Das brandenburgische Wirtschaftsministerium hatte zu dieser Veranstaltung eingeladen. Brandenburgs Wirtschaftsstaatssekretär Hendrik Fischer betonte: „Stahlbasierte Wertschöpfungsketten sind das Rückgrat der Industrie in Deutschland. Ihre Zukunftsfähigkeit ist daher von entscheidender Bedeutung für unseren Wirtschaftsstandort.“
 
Bundeswirtschaftsminister Peter Altmaier erklärte: „Mit dem Handlungskonzept Stahl haben wir im Sommer 2020 die Weichen für eine erfolgreiche Transformation der Stahlindustrie in Deutschland hin zur CO2-Neutralität gestellt. Seitdem sind wir ein großes Stück vorangekommen: Die Bundesregierung stellt zusätzlich rund 5 Milliarden Euro für die Dekarbonisierung der Industrie zur Verfügung; im Rahmen des IPCEI Wasserstoff werden wir mit bis zu 2 Milliarden Euro klimafreundlichere Produktionsprozesse in der Stahlindustrie fördern. Jetzt kommt es darauf an, dass wir hier nicht lockerlassen, sondern diesen Weg entschlossen weiter gehen, damit die Transformation der Stahlindustrie in Deutschland zum Erfolg wird: für eine klimafreundliche und wettbewerbsfähige Industrie und zukunftssichere Arbeitsplätze.“
 
Einig war sich die Runde, dass die Stahlindustrie insbesondere durch Investitionen in CO2-arme Verfahren entscheidende Beiträge zur Erreichung der Klimaziele 2030 leisten könne. Parallel dazu müsse der Hochlauf der Wasserstoffwirtschaft beschleunigt werden, um den Einstieg in eine klimaneutrale Stahlproduktion zu unterstützen. Unverzichtbar dafür bleibe die Schaffung und Anpassung eines verlässlichen politischen Rahmens.
 
Zu diesem Rahmen gehören:

  • Sicherung von Anschubinvestitionen: Die Förderprogramme auf nationaler und europäischer Ebene müssen mit ausreichenden Mitteln ausgestattet und miteinander verbunden werden.

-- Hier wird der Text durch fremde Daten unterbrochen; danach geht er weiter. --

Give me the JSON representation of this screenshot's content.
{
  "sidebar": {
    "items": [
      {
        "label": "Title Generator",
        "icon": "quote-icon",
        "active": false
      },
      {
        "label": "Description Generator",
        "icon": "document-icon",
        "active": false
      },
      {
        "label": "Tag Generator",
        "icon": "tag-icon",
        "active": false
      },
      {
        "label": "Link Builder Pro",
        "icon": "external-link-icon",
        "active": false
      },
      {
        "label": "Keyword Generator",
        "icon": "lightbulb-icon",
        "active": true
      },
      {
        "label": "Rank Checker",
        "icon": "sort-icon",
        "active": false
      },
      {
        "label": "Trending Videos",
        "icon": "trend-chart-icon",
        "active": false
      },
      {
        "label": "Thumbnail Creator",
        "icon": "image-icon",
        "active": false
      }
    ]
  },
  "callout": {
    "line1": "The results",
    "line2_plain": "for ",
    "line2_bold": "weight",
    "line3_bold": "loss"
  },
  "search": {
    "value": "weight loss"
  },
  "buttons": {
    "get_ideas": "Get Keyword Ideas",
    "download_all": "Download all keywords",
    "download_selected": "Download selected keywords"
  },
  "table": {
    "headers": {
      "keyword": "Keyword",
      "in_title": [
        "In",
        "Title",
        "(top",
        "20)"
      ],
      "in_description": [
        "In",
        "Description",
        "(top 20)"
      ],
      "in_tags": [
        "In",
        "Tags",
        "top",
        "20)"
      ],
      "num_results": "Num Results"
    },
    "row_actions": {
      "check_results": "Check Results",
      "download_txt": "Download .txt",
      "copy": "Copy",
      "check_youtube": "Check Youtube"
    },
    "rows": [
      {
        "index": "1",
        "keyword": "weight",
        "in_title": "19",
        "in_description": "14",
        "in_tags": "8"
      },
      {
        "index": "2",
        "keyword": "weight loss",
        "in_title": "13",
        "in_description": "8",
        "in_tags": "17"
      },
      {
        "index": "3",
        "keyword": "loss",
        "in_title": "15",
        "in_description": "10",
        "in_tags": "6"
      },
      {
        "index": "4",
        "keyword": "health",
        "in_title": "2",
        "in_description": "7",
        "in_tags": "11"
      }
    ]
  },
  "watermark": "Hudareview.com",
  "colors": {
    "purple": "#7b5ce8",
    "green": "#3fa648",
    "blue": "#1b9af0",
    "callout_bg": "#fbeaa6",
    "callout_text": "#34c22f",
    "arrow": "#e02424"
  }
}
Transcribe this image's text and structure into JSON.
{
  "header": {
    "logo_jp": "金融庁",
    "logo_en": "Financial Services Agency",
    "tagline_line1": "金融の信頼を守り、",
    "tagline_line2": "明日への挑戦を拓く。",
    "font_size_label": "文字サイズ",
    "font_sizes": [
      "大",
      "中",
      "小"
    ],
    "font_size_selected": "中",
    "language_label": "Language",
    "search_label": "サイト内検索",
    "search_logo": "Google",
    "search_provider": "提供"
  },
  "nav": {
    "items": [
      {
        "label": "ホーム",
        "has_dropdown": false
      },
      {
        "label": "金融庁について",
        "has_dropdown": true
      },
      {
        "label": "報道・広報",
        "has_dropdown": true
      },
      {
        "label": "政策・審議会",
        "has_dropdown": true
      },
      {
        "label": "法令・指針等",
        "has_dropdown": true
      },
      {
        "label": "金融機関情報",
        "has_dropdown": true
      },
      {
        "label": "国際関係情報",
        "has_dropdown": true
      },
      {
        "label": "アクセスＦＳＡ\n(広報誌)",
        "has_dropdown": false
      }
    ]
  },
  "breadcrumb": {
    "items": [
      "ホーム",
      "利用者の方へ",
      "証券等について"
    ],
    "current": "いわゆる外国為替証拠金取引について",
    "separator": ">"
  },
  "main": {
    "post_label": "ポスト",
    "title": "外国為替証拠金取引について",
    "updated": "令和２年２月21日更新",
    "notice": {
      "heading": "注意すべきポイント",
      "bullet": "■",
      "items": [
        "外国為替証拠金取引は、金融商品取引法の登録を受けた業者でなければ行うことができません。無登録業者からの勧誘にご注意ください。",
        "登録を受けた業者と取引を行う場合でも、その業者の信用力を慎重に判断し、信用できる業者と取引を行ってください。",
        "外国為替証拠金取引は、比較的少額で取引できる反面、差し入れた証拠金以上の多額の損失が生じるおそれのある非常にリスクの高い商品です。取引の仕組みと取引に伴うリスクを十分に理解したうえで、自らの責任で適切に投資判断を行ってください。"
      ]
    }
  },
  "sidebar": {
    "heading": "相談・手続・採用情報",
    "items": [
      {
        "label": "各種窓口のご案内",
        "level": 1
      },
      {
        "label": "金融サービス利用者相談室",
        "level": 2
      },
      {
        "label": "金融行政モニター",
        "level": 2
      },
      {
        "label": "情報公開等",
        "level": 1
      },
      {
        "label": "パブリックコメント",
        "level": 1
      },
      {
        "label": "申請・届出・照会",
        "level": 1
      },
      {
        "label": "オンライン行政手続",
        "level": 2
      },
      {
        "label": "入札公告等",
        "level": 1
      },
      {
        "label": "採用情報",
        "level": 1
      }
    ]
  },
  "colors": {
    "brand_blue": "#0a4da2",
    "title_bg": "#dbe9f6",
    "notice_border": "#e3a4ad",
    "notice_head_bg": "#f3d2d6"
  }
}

  • Einführung projektbasierter Klimaschutzverträge: Diese sichern die höheren Investitions- und Betriebskosten CO2-armer Verfahren ab.
  • Fortführung eines wirksamen Carbon-Leakage-Schutzes für die Stahlindustrie
  • Fortsetzung der kostenfreien und bedarfsgerechten Zuteilung der Emissionsrechte für die Grundstoffindustrien und einer vollumfänglichen Strompreiskompensation in der 4. Handelsperiode 2021 bis 2030
  • CO2-Grenzausgleichsmaßnahmen, die die kostenfreie Zuteilung der Emissionsrechte und die Strompreiskompensation für die Grundstoffindustrien nur ergänzen, aber nicht ersetzen.
  • Leitmärkte für grünen Stahl: Hierzu bedarf es eines Pilotprogramms zur Schaffung von grünen Leitmärkten.
  • Eine international anerkannte Definition von grünem Stahl, die von Stahlerzeugern, Stahllieferanten und Stahlverbrauchern gleichermaßen akzeptiert wird
  • Ausschöpfen der Potenziale der Kreislaufwirtschaft
  • Rascher Hochlauf der Wasserstoffwirtschaft
  • Eine industriepolitische Perspektive für den europäischen Green Deal
  • Die enge Begleitung der Transformation der Branche durch die Politik.